Contacted for comment, ZNLWVA leader Christopher Mutsvangwa said: “War veterans are a pressure group and not a political party. We value the independence of political parties and would never take or abrogate ourselves an intrusive role to dictate how they should conduct their business.
“We interacted with Dabengwa on that level. Mnangagwa was never aware of what we were doing. He remained loyal to Mugabe to the extent that we had problems with his blind loyalty that never got a return favour from Mugabe.
“We did everything in our power to remove Mugabe, but Mnangagwa was never part of it. He was Zanu PF VP and it became apparent to us that it was impossible to force him to dump the party and Mugabe. We could not have spoken on his behalf because we had been expelled, but the booing in Bulawayo was a watershed moment we organised and celebrated.
“It exposed Mugabe for who he was and opened Mnangagwa’s eyes to what was going on. I must say though that we will always cherish any attempt at unity by the liberation movements or any political parties in our country. Mnangagwa and Dabengwa are patriots we cherish.”
But Sibanda said Dabengwa was kept apprised of the developments from the beginning.
“We always updated him. He was aware. After the Gweru meeting we agreed that we would revive PF and our presidency would comprise Mnangagwa, Dabengwa, Ben Ncube and (ZNLWVA chairman Christopher) Mutsvangwa.
“Mutsvangwa was supposed to approach Mnangagwa and sell the idea, but his assignment was taken up by Matemadanda,” Sibanda said.
Quizzed on whether he thought Mnangagwa had been aware of the plan from the beginning, Sibanda said: “The moment Matemadanda and others began coming to Bulawayo for such talks, the assumption was he was aware”.
In the intriguing Zanu PF power struggle that reached a crescendo in November, the war veterans remained loyal to Mnangagwa and touted him as their preferred successor to Mugabe.

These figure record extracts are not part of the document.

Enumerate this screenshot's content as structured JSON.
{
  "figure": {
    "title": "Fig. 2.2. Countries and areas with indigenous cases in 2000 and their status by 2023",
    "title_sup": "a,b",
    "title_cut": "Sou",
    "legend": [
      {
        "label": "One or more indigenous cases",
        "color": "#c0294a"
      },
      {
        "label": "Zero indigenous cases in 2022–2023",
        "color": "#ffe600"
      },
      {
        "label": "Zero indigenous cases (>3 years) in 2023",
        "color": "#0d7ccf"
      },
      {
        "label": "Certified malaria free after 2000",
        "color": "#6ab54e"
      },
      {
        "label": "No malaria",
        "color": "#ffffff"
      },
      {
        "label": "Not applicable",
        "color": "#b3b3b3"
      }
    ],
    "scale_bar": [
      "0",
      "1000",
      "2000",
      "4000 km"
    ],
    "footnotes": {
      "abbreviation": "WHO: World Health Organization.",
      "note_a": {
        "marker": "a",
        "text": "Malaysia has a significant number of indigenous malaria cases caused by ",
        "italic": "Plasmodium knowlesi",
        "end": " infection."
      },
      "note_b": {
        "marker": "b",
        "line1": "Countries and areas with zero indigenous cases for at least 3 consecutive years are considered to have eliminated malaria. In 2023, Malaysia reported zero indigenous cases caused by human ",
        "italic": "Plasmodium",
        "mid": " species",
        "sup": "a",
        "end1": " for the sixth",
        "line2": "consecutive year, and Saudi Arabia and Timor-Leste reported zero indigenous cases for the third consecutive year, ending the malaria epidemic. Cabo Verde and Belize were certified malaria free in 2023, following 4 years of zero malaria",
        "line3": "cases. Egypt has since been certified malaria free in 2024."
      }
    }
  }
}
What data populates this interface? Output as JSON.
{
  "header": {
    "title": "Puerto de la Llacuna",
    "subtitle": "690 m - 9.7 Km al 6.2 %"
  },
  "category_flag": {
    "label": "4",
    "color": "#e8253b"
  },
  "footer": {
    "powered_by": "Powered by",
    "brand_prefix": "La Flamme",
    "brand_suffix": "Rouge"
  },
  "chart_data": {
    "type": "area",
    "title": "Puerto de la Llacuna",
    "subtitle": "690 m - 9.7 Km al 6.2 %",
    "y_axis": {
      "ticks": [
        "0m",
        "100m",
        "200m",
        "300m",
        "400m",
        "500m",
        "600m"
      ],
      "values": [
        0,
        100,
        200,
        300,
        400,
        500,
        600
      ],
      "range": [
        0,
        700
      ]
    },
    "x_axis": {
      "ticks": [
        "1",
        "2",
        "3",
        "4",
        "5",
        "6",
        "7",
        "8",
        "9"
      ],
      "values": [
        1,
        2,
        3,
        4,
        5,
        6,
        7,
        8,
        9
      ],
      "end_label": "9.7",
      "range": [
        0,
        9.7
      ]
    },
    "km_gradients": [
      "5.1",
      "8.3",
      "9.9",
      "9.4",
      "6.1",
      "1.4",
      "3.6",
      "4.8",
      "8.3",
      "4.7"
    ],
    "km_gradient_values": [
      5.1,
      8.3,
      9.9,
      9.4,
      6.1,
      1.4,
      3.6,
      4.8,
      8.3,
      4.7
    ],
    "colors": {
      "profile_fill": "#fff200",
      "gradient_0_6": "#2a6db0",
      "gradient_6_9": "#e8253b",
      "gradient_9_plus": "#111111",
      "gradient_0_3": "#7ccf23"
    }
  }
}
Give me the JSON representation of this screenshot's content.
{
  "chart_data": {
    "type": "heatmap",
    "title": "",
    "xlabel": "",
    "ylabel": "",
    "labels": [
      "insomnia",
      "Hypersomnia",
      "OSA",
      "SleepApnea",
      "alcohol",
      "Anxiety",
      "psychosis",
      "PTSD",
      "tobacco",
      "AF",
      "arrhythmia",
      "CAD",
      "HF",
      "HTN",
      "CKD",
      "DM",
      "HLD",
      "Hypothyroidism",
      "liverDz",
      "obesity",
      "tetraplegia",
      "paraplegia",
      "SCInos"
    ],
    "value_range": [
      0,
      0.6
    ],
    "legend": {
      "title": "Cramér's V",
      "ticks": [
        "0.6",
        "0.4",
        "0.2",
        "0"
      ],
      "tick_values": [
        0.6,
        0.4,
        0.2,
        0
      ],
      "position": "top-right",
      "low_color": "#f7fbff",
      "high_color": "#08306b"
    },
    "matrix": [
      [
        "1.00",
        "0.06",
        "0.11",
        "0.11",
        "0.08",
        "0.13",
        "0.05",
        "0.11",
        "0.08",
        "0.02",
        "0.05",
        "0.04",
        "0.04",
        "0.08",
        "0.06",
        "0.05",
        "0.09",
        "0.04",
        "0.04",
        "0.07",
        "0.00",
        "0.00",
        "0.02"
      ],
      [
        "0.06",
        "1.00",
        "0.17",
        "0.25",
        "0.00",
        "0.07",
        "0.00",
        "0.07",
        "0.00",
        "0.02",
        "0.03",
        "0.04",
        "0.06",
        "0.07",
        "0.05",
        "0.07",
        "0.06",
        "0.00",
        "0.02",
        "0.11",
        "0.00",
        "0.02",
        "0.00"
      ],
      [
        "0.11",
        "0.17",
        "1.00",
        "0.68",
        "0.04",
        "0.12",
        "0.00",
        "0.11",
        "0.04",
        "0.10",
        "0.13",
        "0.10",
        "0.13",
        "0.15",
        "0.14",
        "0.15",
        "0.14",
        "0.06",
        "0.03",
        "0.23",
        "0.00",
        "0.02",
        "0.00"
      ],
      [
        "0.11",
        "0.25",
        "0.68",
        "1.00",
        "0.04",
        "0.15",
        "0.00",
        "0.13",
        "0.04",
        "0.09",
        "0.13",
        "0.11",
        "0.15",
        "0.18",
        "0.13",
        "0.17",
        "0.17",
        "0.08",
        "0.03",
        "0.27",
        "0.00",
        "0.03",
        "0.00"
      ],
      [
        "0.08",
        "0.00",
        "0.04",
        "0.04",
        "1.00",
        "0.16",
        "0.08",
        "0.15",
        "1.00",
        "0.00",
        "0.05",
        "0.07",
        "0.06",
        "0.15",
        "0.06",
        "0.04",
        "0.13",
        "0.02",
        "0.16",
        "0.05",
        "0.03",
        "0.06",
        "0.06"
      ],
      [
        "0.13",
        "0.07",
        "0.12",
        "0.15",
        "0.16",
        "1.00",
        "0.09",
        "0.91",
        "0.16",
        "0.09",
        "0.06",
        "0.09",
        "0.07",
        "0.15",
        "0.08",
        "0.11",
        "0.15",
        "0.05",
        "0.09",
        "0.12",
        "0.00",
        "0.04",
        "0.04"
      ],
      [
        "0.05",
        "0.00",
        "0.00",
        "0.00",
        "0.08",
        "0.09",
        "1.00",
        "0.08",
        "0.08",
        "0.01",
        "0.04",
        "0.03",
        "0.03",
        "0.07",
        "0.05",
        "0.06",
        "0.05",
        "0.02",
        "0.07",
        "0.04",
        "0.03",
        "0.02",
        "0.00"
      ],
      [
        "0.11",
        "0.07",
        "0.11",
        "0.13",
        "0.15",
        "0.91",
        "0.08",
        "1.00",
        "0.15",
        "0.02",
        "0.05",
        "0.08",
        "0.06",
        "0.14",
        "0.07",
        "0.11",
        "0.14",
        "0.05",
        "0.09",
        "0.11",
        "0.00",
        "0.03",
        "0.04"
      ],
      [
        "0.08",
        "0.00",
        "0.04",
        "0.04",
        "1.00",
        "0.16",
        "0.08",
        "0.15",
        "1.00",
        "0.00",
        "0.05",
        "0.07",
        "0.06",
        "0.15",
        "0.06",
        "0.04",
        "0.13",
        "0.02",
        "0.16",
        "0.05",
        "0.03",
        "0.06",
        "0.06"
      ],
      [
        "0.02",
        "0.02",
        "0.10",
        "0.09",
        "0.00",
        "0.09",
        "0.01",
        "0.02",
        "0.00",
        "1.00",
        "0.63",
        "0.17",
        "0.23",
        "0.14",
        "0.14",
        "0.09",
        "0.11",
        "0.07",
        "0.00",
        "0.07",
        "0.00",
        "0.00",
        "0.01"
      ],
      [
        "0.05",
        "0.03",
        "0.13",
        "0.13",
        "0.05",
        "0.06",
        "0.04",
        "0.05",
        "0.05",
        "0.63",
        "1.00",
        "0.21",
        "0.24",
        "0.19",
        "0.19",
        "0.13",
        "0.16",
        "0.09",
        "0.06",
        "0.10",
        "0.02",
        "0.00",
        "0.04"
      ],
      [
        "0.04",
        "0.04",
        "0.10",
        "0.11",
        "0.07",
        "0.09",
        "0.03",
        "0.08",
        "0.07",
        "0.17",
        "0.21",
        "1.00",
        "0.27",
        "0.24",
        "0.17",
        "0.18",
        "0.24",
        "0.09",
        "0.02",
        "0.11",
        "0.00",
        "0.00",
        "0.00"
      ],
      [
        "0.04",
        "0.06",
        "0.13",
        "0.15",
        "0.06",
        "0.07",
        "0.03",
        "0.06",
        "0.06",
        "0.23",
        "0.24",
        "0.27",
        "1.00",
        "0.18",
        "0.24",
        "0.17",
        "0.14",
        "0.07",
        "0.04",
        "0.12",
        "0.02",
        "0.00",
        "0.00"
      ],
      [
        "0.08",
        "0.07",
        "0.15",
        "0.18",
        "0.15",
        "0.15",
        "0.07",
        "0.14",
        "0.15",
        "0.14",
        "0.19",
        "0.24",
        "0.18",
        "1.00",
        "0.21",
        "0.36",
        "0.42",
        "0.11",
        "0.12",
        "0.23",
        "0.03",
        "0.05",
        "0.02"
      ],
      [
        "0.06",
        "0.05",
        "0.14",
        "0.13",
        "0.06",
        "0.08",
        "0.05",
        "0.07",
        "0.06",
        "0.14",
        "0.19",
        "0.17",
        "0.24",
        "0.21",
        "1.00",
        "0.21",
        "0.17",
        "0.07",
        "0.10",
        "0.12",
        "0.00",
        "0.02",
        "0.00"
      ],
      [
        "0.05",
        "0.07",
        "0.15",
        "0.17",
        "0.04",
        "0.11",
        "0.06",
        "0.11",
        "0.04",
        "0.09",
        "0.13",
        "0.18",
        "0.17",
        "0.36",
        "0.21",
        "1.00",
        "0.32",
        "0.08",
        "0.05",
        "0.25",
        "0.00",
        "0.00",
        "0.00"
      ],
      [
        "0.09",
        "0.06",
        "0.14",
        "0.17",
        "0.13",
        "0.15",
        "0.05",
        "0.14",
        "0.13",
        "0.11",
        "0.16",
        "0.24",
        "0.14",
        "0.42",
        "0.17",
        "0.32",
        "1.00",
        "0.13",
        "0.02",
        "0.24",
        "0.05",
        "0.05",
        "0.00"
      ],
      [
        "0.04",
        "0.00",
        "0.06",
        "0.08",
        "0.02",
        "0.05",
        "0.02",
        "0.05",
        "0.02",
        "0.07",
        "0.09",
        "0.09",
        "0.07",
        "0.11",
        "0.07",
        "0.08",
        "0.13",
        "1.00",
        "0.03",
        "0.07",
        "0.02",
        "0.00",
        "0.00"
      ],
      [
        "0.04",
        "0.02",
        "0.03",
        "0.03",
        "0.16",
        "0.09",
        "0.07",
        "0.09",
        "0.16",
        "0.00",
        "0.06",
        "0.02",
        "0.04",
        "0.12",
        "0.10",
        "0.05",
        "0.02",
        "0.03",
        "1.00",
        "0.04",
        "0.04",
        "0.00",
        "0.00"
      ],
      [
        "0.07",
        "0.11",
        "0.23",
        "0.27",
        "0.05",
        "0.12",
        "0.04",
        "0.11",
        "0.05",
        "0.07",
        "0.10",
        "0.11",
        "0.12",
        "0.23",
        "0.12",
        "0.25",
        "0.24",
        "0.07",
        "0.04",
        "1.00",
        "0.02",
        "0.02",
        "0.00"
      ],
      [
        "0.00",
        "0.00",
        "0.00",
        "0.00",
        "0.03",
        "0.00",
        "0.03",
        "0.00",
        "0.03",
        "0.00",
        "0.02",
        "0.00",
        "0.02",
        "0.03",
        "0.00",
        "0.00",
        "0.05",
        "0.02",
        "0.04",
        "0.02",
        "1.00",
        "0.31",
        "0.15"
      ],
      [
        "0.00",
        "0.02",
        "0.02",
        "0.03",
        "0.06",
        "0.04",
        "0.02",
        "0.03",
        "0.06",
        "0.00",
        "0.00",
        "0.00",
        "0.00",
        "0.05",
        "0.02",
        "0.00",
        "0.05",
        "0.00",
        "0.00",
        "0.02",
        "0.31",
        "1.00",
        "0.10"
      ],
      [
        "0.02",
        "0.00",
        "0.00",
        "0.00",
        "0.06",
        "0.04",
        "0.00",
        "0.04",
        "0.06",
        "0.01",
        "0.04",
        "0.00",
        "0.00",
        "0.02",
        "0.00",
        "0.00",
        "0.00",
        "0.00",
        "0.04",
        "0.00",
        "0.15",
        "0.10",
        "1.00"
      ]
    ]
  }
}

But Mnangagwa at some point appeared to disown them and denied harbouring ambitions to succeed Mugabe.
“Our succession in Zanu PF, whoever becomes President of Zanu PF does so at the congress of Zanu PF. The two Vice-Presidents are the only people who are not elected. We serve at the pleasure of the President. Anytime one can be removed, if he says get away, you go,” Mnangagwa told State media in March.
According to the war veterans’ subtle plot, Mugabe was set to be forced out following a planned march to his Harare residence in November just a few weeks before the Zanu PF congress. The planned Harare indaba by war veterans was, however, overtaken by events as the military soon intervened and forced Mugabe to resign.